Xiao Mei paused. Her cheek twitched, unsure whether he was pulling her leg or orbiting some bizarre philosophical breakthrough.

“Go ahead,” she muttered, “lay out the crackpot plan.”

“Each drill,” he explained, brimming with excitement, “contains encoded fragments of Tangpu’s core algorithm—the program that shapes our outcomes, our ‘choices.’ These drills? They’re a bug in the matrix. A redundancy embedded by whichever alien or bureaucrat built this sham of a world. You collect enough drills, rewire their motors sequentially, and bam—escape hatch. Poof. Out.”

The punchline didn’t come. Xiao Mei stared, baffled into rare silence. Before she could manage a response, Lao Du downed his last gulp of tea, grabbed his satchel, and burst through the noodle shop doors.
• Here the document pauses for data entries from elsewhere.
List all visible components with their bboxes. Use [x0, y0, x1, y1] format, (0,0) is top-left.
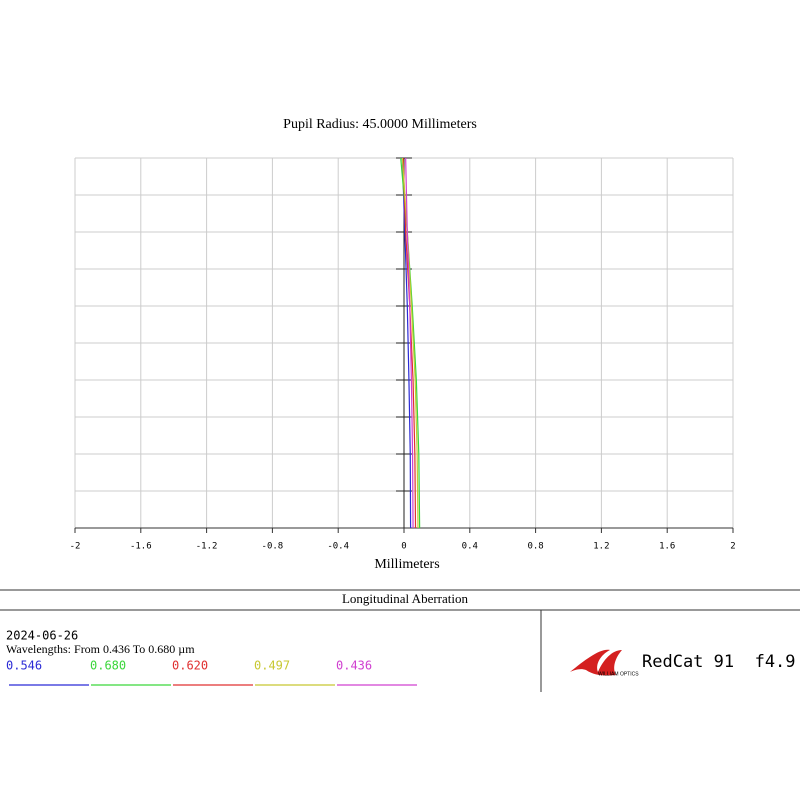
logo: WILLIAM OPTICS: [570, 649, 639, 677]
date: 2024-06-26: [6, 629, 78, 643]
x-tick-label: 0: [401, 542, 406, 552]
aberration-curve: [401, 157, 412, 529]
x-tick-label: 1.6: [659, 542, 675, 552]
aberration-curve: [402, 157, 417, 529]
footer-title: Longitudinal Aberration: [342, 591, 469, 606]
aberration-curve: [405, 157, 414, 529]
x-tick-label: -0.8: [262, 542, 284, 552]
legend-label: 0.497: [254, 659, 290, 673]
wavelengths: Wavelengths: From 0.436 To 0.680 µm: [6, 642, 195, 656]
legend-label: 0.436: [336, 659, 372, 673]
chart-title: Pupil Radius: 45.0000 Millimeters: [283, 117, 477, 132]
legend-label: 0.620: [172, 659, 208, 673]
logo-text: WILLIAM OPTICS: [598, 671, 639, 677]
x-tick-label: 0.4: [462, 542, 478, 552]
brand: RedCat 91 f4.9: [642, 652, 796, 672]
x-tick-label: -1.6: [130, 542, 152, 552]
x-tick-label: -0.4: [327, 542, 349, 552]
x-tick-label: -1.2: [196, 542, 218, 552]
x-tick-label: -2: [70, 542, 81, 552]
logo-mark: [570, 649, 622, 676]
x-axis-label: Millimeters: [374, 557, 439, 572]
legend-label: 0.680: [90, 659, 126, 673]
legend-label: 0.546: [6, 659, 42, 673]
x-tick-label: 1.2: [593, 542, 609, 552]
x-tick-label: 2: [730, 542, 735, 552]
x-tick-label: 0.8: [527, 542, 543, 552]
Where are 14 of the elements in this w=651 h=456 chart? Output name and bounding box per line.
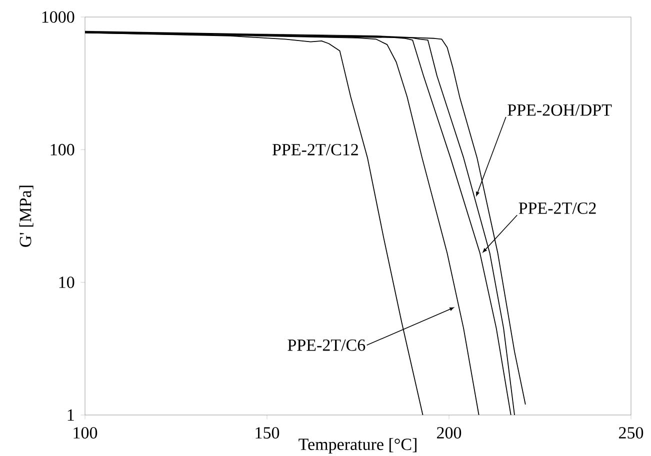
y-tick-label: 1000	[42, 11, 74, 23]
annotation: PPE-2T/C6	[288, 339, 366, 351]
y-tick-label: 1	[68, 409, 74, 421]
y-axis-title: G' [MPa]	[19, 186, 34, 247]
x-tick-label: 200	[437, 427, 462, 439]
x-axis-title: Temperature [°C]	[298, 438, 416, 454]
x-tick-label: 250	[619, 427, 644, 439]
y-tick-label: 10	[59, 276, 74, 288]
x-tick-label: 100	[74, 427, 98, 439]
x-tick-label: 150	[256, 427, 280, 439]
y-tick-label: 100	[50, 144, 74, 156]
annotation: PPE-2OH/DPT	[508, 104, 612, 116]
annotation: PPE-2T/C12	[272, 144, 358, 156]
annotation: PPE-2T/C2	[518, 202, 596, 214]
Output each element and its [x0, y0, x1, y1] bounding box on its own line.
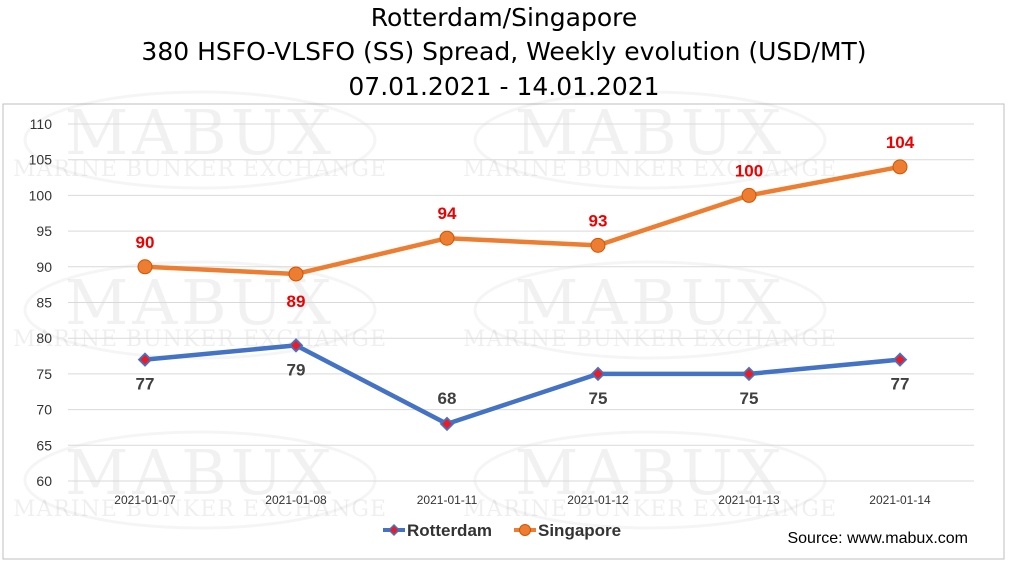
watermark-subtitle: MARINE BUNKER EXCHANGE — [463, 157, 837, 182]
data-label-singapore: 93 — [589, 211, 608, 230]
data-point-singapore — [439, 230, 455, 246]
x-tick-label: 2021-01-14 — [869, 493, 931, 507]
y-tick-label: 70 — [36, 402, 52, 418]
watermark-ellipse — [23, 260, 377, 360]
watermark-subtitle: MARINE BUNKER EXCHANGE — [463, 327, 837, 352]
y-tick-label: 85 — [36, 295, 52, 311]
data-point-singapore — [590, 237, 606, 253]
data-label-rotterdam: 68 — [438, 389, 457, 408]
data-labels: 77 79 68 75 75 77 90 89 94 93 100 104 — [136, 133, 915, 408]
data-label-singapore: 89 — [287, 292, 306, 311]
y-tick-label: 110 — [30, 116, 53, 132]
y-tick-label: 75 — [36, 366, 52, 382]
watermark-ellipse — [473, 90, 827, 190]
legend-item-rotterdam: Rotterdam — [383, 521, 492, 540]
watermark-ellipse — [473, 260, 827, 360]
data-label-rotterdam: 79 — [287, 360, 306, 379]
x-tick-label: 2021-01-13 — [718, 493, 780, 507]
x-tick-label: 2021-01-11 — [417, 493, 478, 507]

Weeks passed. Xiao Mei heard rumors, of course—Lao Du holed up in an abandoned telecom center near the eastern wall, drills piled high like the absurd artwork of a madman. But she resisted the itch of curiosity. That is, until the blackout.

The famed drills? They activated simultaneously, short-circuiting Tangpu’s industrial energy grid. When Xiao Mei arrived, summoned as part of the local volunteer crisis squad, she pushed past sparking consoles and broken equipment only to find Lao Du calmly sipping a beer amidst the wreckage. Beneath him, a series of drills buzzed in perfect unison, forming a spiraling vortex, a hole that wasn’t a hole—but a gateway.

“So… it works?” she asked dryly, arms crossed.

Lao Du shrugged. “Works for me.”

Before she could respond, the vortex sucked him in, leaving Xiao Mei alone with one drill left behind. It was scrawled with messy handwriting: “For troublemakers only. Your turn, if you dare.”

Xiao Mei tucked it under her arm. Somewhere, deep in her gut, she almost believed the crackpot. Tangpu’s holographic billboards wouldn’t let her sleep that night.